Abstract

Objective: Ionizing radiation, while necessary for cardiac catheterization and angioplasty, is an ever present and often unappreciated safety concern for the patient and operator. Radiation exposure has both deterministic and stochastic effects, with risk estimated by peak Skin Dose and Air kerma Area product . Exposure guidelines have been set for radiation safety (4,000 mGray and 20,000 c Gray cm 2 ). Procedure: The frequency of guideline excessive radiation exposure for cardiac cath lab patients was tracked. Operator, patient, anatomic, procedural variables associated with high radiation exposures were identified and specific interventions to minimize radiation exposure identified.
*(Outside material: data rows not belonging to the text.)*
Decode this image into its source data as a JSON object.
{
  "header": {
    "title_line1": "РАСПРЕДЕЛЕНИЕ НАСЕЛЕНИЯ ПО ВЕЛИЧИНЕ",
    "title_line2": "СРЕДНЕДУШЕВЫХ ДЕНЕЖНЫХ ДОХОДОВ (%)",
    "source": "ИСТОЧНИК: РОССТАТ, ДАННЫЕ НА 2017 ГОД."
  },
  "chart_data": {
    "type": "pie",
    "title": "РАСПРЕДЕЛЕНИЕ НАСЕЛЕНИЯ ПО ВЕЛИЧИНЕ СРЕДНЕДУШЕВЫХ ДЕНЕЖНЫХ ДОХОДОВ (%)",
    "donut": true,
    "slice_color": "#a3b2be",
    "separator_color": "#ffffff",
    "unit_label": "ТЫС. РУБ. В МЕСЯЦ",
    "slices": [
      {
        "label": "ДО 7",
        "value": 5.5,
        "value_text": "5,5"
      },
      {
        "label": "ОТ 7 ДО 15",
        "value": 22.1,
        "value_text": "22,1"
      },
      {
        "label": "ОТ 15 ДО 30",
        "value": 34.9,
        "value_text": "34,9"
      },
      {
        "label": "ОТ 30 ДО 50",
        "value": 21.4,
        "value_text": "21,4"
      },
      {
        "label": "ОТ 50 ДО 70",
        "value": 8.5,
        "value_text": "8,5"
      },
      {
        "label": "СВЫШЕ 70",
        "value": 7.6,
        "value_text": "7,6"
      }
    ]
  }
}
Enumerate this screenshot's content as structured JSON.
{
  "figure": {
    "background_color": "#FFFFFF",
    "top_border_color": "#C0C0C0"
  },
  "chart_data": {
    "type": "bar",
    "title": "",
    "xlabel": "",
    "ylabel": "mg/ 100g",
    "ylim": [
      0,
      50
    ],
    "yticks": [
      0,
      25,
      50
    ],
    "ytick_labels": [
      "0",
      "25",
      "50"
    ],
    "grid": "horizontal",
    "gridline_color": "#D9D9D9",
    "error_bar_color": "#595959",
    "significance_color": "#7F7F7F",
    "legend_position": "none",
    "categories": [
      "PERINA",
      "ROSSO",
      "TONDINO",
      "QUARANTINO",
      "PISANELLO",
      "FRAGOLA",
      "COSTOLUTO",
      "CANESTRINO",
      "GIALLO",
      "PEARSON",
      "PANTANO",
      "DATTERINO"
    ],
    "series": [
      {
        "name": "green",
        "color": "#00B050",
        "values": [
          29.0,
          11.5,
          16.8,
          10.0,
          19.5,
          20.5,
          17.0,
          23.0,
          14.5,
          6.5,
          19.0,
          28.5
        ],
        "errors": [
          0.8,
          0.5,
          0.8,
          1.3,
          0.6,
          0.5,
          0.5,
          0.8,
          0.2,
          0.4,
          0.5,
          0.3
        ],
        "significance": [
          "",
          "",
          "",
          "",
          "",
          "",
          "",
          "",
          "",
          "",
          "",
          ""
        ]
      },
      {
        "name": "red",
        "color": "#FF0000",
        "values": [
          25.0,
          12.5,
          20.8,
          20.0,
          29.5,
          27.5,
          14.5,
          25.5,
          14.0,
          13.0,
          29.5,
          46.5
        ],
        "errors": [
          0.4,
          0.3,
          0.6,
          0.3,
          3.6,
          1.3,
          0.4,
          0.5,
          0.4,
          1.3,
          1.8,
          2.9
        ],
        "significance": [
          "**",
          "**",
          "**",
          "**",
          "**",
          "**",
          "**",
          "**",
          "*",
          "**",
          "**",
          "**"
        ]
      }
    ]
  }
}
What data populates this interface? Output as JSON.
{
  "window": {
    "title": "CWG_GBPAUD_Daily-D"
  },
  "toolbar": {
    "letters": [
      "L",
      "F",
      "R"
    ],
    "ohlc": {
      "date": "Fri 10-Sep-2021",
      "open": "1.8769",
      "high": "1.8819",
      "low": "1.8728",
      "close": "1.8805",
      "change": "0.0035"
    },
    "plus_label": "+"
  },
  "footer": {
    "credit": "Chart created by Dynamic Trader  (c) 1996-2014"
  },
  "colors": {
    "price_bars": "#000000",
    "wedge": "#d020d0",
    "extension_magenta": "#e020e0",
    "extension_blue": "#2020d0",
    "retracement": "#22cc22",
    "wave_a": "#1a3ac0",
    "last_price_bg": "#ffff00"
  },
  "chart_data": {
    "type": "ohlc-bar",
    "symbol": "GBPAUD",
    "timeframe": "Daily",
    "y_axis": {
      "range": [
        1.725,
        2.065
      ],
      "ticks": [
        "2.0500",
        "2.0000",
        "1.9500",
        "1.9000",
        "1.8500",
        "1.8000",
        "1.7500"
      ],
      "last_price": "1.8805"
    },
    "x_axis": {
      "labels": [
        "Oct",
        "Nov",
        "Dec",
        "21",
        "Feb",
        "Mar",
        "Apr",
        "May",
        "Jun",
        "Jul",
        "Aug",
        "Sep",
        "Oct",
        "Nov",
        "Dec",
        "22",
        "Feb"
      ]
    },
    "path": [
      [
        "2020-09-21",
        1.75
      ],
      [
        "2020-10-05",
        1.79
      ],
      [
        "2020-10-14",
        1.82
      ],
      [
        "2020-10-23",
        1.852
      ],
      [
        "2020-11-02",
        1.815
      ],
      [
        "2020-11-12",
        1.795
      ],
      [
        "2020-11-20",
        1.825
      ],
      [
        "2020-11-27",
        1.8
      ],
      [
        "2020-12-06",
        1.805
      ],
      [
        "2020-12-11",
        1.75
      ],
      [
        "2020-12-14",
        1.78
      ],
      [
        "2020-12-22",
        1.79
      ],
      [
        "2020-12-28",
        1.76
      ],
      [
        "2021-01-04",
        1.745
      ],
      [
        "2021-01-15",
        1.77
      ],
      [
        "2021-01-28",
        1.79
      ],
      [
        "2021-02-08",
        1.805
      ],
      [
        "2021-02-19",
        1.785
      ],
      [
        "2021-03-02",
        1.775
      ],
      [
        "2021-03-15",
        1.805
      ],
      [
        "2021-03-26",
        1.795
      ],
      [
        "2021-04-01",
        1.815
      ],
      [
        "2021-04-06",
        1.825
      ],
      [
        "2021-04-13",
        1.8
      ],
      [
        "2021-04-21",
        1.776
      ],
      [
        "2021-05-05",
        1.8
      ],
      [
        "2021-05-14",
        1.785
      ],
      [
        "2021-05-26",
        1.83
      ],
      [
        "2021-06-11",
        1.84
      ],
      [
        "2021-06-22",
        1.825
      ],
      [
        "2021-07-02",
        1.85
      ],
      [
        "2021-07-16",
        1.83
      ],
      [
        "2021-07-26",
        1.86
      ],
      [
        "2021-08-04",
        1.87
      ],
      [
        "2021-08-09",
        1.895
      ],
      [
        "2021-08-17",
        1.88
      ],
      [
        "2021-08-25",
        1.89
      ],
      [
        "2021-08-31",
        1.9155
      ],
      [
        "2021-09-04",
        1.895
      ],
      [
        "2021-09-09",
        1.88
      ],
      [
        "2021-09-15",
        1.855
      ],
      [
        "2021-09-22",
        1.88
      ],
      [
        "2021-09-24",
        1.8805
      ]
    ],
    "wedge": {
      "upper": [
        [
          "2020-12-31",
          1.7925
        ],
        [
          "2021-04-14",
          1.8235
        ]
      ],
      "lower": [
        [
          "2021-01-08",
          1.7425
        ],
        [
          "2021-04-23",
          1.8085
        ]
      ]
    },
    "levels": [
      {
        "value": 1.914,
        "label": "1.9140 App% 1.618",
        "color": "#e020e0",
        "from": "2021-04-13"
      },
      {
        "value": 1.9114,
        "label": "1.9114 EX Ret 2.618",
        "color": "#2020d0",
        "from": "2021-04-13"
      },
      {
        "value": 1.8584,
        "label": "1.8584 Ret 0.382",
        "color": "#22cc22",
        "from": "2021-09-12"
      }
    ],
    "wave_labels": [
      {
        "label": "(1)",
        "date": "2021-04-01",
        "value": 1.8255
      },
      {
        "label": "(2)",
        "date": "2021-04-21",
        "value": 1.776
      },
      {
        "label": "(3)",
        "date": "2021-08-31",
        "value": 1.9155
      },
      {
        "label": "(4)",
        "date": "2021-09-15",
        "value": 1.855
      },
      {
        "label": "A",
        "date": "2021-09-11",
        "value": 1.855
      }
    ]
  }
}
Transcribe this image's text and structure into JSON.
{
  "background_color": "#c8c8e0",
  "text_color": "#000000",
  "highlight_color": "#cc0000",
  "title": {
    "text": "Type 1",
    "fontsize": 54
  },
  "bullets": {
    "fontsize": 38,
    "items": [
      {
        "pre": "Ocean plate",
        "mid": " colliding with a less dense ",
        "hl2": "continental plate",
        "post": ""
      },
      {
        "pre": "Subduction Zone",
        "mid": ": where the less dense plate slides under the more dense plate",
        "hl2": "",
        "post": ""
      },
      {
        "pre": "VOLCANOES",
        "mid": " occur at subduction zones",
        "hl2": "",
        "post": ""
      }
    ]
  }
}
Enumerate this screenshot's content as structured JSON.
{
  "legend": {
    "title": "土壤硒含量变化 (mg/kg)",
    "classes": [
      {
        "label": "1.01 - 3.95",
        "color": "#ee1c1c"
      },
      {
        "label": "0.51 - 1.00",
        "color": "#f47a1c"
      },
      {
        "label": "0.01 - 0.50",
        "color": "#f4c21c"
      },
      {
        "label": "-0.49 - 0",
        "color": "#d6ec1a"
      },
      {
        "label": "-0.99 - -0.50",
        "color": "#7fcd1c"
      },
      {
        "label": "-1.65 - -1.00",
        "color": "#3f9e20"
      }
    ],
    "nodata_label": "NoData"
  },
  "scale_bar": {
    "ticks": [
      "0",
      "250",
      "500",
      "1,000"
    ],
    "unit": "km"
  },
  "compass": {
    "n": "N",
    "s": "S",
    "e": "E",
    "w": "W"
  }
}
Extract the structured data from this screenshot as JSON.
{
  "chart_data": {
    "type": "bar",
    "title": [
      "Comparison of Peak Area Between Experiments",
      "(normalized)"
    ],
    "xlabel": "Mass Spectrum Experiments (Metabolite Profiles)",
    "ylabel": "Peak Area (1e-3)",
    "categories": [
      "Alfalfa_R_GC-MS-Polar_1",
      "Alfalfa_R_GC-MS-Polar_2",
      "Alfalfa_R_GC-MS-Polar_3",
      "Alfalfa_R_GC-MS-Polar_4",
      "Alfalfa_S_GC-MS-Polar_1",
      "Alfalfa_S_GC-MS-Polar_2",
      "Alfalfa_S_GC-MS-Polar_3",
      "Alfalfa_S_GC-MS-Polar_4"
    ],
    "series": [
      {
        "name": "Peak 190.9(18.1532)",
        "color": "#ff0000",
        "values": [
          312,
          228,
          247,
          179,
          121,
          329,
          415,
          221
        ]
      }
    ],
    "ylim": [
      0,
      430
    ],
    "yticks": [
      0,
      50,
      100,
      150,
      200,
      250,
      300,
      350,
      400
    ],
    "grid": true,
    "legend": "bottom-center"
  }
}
Results: Over a 3 year period 17% of interventions [2011- 220/1,543 (14.3%), 2012- 268/1,420 (18.9%), 2013- 270/1,476 (18.3%)] received excessive skin or total body radiation. In 2013 the average peak skin dose/patient for operators ranged from 1,250 -3,252; the average total area dose/patient ranged from 7,360- 20,988 for operators, with only one operator exceeding 20,000 as an average. Advances in equipment and operator experience have been offset by the increasing disease complexity of attempted interventions. Frequency of excessive radiation by operator ranged from 1.4 - 46% of interventions. Patient risk factors included: obesity, multivessel disease and lesion complexity, highly angled views, number, length, and frame rate of cine and fluoroscopy runs. Specific interventions that decreased the frequency of excess radiation administered included: increasing operator feedback and awareness of radiation used, shortening cine runs, decreased frame rate for fluoroscopy and cine, staging procedures, increase use of stored images and mapping capabilities. Physicians adopting safer radiation practices decreased excess radiation cases from 15.8% [35/222] in 2012 to 8.0% [18/224] in 2013. The default settings of X-Ray equipment have been modified to encourage safe and appropriate use of radiation in the cardiac catheterization lab (however, physician overide of settings is still possible). Conclusions: Patient factors (e.g. obesity, prior CABG) and complex, multivessel interventions are potentially frequently associated with excess radiation. Changing default settings and implementing radiation safety practices can significantly decrease radiation exposure to patients and staff.